Class Variable Access and Assignment
Christopher Subich
csubich.spam.block at spam.subich.block.com
Fri Nov 4 14:46:39 EST 2005
Bengt Richter wrote:
>
> It might be interesting to have a means to push and pop objects
> onto/off-of a name-space-shadowing stack (__nsstack__), such that the first place
> to look up a bare name would be as an attribute of the top stack object, i.e.,
>
> name = name + 1
>
Don't be that specific; just unify Attributes and Names.

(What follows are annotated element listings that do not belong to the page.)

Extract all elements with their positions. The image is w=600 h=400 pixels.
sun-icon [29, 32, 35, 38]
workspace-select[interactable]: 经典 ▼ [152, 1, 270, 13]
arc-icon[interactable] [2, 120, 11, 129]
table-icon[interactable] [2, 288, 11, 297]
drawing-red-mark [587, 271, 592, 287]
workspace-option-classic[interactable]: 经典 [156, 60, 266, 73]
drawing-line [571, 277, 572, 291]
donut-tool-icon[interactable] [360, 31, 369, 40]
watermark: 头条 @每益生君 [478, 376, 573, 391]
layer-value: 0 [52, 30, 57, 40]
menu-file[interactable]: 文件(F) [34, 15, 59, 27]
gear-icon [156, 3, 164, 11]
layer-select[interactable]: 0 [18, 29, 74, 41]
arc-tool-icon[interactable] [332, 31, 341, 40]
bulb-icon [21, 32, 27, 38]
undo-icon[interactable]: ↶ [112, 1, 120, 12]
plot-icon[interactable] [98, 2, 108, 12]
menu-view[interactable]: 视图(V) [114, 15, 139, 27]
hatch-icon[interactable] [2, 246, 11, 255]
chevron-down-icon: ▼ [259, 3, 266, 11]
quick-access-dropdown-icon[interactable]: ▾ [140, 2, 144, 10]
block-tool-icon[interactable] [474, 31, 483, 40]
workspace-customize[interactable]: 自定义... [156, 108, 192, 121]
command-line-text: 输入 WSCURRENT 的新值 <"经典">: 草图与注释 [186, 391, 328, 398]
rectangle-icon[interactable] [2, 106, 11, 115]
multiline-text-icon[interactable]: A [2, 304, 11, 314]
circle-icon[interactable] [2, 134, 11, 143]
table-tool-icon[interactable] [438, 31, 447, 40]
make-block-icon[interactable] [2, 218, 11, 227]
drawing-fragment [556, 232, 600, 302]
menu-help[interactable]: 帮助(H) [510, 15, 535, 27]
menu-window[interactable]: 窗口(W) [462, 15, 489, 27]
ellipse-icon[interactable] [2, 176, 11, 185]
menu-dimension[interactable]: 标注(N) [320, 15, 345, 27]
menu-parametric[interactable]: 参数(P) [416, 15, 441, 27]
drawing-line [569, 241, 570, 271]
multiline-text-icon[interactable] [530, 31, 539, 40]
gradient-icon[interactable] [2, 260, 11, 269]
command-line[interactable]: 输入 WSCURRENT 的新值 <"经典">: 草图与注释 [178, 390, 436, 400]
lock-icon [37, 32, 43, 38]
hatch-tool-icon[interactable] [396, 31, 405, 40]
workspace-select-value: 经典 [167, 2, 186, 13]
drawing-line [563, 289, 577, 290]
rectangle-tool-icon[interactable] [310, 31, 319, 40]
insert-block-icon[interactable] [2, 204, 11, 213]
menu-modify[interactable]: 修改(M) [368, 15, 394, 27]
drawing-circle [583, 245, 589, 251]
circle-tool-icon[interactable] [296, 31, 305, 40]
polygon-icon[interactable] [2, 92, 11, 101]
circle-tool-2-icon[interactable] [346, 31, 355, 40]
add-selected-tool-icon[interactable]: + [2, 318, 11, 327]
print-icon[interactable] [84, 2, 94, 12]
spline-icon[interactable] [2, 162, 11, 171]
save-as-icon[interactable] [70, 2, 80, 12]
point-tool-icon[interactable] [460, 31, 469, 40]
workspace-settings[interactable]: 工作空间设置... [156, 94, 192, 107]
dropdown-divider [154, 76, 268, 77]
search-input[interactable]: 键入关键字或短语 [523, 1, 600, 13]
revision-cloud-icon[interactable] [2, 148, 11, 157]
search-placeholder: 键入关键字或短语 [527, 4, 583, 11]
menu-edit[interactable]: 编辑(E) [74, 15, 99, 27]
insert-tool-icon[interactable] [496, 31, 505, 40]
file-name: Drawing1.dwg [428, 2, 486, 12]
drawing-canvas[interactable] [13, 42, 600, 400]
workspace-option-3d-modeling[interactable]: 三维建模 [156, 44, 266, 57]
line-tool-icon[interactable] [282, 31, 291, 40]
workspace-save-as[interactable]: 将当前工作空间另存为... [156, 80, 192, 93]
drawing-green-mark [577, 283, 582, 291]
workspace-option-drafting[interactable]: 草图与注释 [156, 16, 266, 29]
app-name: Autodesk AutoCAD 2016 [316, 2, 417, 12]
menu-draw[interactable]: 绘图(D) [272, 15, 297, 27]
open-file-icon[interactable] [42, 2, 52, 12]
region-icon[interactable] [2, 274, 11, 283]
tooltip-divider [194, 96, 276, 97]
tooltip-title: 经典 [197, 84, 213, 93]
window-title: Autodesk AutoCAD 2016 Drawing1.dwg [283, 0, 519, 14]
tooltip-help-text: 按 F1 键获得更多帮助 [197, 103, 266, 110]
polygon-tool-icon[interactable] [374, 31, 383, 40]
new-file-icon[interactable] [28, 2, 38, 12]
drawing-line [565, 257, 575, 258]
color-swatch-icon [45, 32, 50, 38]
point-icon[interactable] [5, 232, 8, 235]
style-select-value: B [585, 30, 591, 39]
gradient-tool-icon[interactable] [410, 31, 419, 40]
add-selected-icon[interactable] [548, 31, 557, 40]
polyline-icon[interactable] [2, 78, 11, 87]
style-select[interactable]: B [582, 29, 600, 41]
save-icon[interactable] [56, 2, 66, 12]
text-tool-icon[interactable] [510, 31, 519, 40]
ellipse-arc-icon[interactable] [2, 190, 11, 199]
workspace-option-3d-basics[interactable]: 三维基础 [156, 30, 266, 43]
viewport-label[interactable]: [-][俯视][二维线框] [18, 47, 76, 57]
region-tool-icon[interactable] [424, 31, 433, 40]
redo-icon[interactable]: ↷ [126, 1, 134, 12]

Instead of the 'name' X referring to locals()['X'] or globals()['X'],
have a hidden "namespace" object/"class", with lookups functioning akin
to class inheritence.
This would allow, in theory, more uniform namespace behaviour with outer
scoping:
x = 1
def f():
x += 1 # would work, as it becomes
setattr(namespace,'x',getattr(namespace,'x')+1), just like attribute loookup
Also, with a new keyword "outer", more rational closures would work:
def makeincr(start=0):
i = start
def inc():
outer i
j = i
i += 1
return j
return inc
From a "namespace object" point of view, 'outer i' would declare i to
be a descriptor on the namespace object, such that setting actions would
set the variable in the inherited scope (getting actions wouldn't
actually need modification, since it already falls-through). At the
first level, 'outer' would be exactly the same as 'global' -- indeed, it
would be reasonable for the outer keyword to entirely replace global
(which is actually module-scope).
As it stands, the different behaviours of names and attributes is only a
minor quirk, and the fix would definitely break backwards compatibility
in the language -- it'd have to be punted to Py3k.